2.) The issue in my mind that really jumps out buying used is: will the manufacturer honor the warranty? I don't know which, if any, will transfer the warranty, but it is something to consider. Also, with a new stove, you'll know FOR SURE how it's been treated since day one.

3.) Some people have success using registers in the floor, but I seem to recall reading that this can be against fire code in some areas. You might want to check any local codes. Consider your home owner's policy as well.
 
Welcome to the forum KB007.

I hope your basement is insulated but it must be because you really are not burning that much wood. Definitely that is not a lot.

To what others have posted, I'll only add that we installed a new stove 2 years ago and it is our only source of heat. We used to burn 6-7 full cords of wood per winter and we now burn 3. The real kicker is that we are much warmer now than we were. Yes, the new stoves can be wonderful.

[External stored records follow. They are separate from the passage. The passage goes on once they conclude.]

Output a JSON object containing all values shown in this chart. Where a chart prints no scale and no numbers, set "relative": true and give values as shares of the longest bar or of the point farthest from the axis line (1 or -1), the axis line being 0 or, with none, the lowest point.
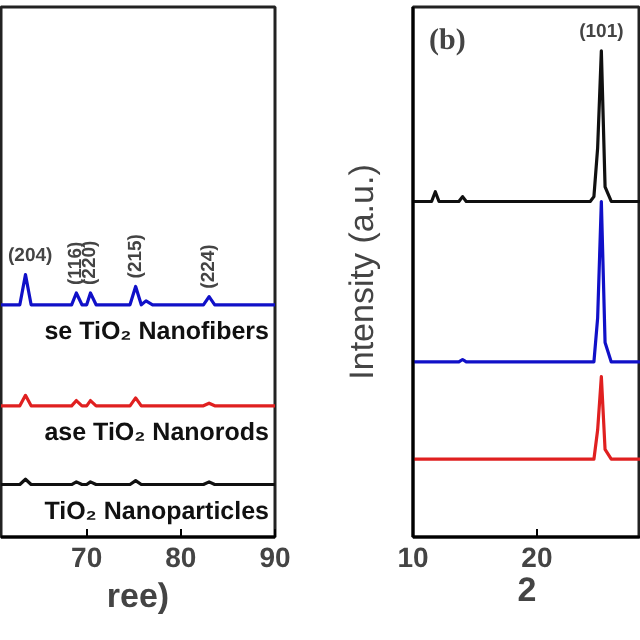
{
  "chart_data": [
    {
      "type": "line",
      "relative": true,
      "xlabel": "ree)",
      "xlim": [
        60.9,
        90
      ],
      "xticks": [
        70,
        80,
        90
      ],
      "grid": false,
      "tick_labels": "x",
      "x": [
        60.9,
        62.9,
        63.5,
        64.1,
        68.4,
        68.9,
        69.5,
        70.0,
        70.4,
        71.0,
        74.6,
        75.2,
        75.8,
        76.3,
        77.0,
        82.4,
        83.0,
        83.6,
        90
      ],
      "series": [
        {
          "name": "se TiO₂ Nanofibers",
          "color": "#1010c8",
          "values": [
            0.885,
            0.885,
            1.0,
            0.885,
            0.885,
            0.93,
            0.885,
            0.885,
            0.93,
            0.885,
            0.885,
            0.955,
            0.885,
            0.9,
            0.885,
            0.885,
            0.916,
            0.885,
            0.885
          ]
        },
        {
          "name": "ase TiO₂ Nanorods",
          "color": "#e02020",
          "values": [
            0.5,
            0.5,
            0.54,
            0.5,
            0.5,
            0.52,
            0.5,
            0.5,
            0.52,
            0.5,
            0.5,
            0.53,
            0.5,
            0.5,
            0.5,
            0.5,
            0.51,
            0.5,
            0.5
          ]
        },
        {
          "name": "TiO₂ Nanoparticles",
          "color": "#101010",
          "values": [
            0.2,
            0.2,
            0.22,
            0.2,
            0.2,
            0.21,
            0.2,
            0.2,
            0.21,
            0.2,
            0.2,
            0.215,
            0.2,
            0.2,
            0.2,
            0.2,
            0.21,
            0.2,
            0.2
          ]
        }
      ],
      "annotations": [
        {
          "text": "(204)",
          "x": 64.0,
          "y": 1.0
        },
        {
          "text": "(116)",
          "x": 68.9,
          "y": 0.93
        },
        {
          "text": "(220)",
          "x": 70.4,
          "y": 0.93
        },
        {
          "text": "(215)",
          "x": 75.2,
          "y": 0.955
        },
        {
          "text": "(224)",
          "x": 83.0,
          "y": 0.916
        }
      ]
    },
    {
      "type": "line",
      "relative": true,
      "xlabel": "2",
      "ylabel": "Intensity (a.u.)",
      "xlim": [
        10,
        28.4
      ],
      "xticks": [
        10,
        20
      ],
      "grid": false,
      "tick_labels": "x",
      "x": [
        10,
        11.5,
        11.8,
        12.1,
        13.7,
        14.0,
        14.3,
        24.3,
        24.6,
        24.9,
        25.2,
        25.5,
        26.0,
        28.4
      ],
      "series": [
        {
          "color": "#101010",
          "values": [
            0.69,
            0.69,
            0.71,
            0.69,
            0.69,
            0.7,
            0.69,
            0.69,
            0.7,
            0.8,
            1.0,
            0.72,
            0.69,
            0.69
          ]
        },
        {
          "color": "#1010c8",
          "values": [
            0.36,
            0.36,
            0.36,
            0.36,
            0.36,
            0.365,
            0.36,
            0.36,
            0.36,
            0.45,
            0.69,
            0.4,
            0.36,
            0.36
          ]
        },
        {
          "color": "#e02020",
          "values": [
            0.16,
            0.16,
            0.16,
            0.16,
            0.16,
            0.16,
            0.16,
            0.16,
            0.16,
            0.22,
            0.33,
            0.18,
            0.16,
            0.16
          ]
        }
      ],
      "annotations": [
        "(b)",
        {
          "text": "(101)",
          "x": 25.2,
          "y": 1.0
        }
      ]
    }
  ]
}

As to buying new vs. used, some folks are okay with used but I am pretty picky and like to know what the equipment has gone through or how it has been used. With a heating unit, there are so many things that could have gone wrong in the past....and I would not be willing to take a chance.

When one realizes the fire and heat required of a stove and then realizes the possible dangers it is difficult to understand why one would take chances. Why don't people buy used oil or gas furnaces? Why don't people scrimp when it comes time to install a furnace in the home? Yet these same people think nothing of going "cheap" with a wood burner! Think long and strong before you do.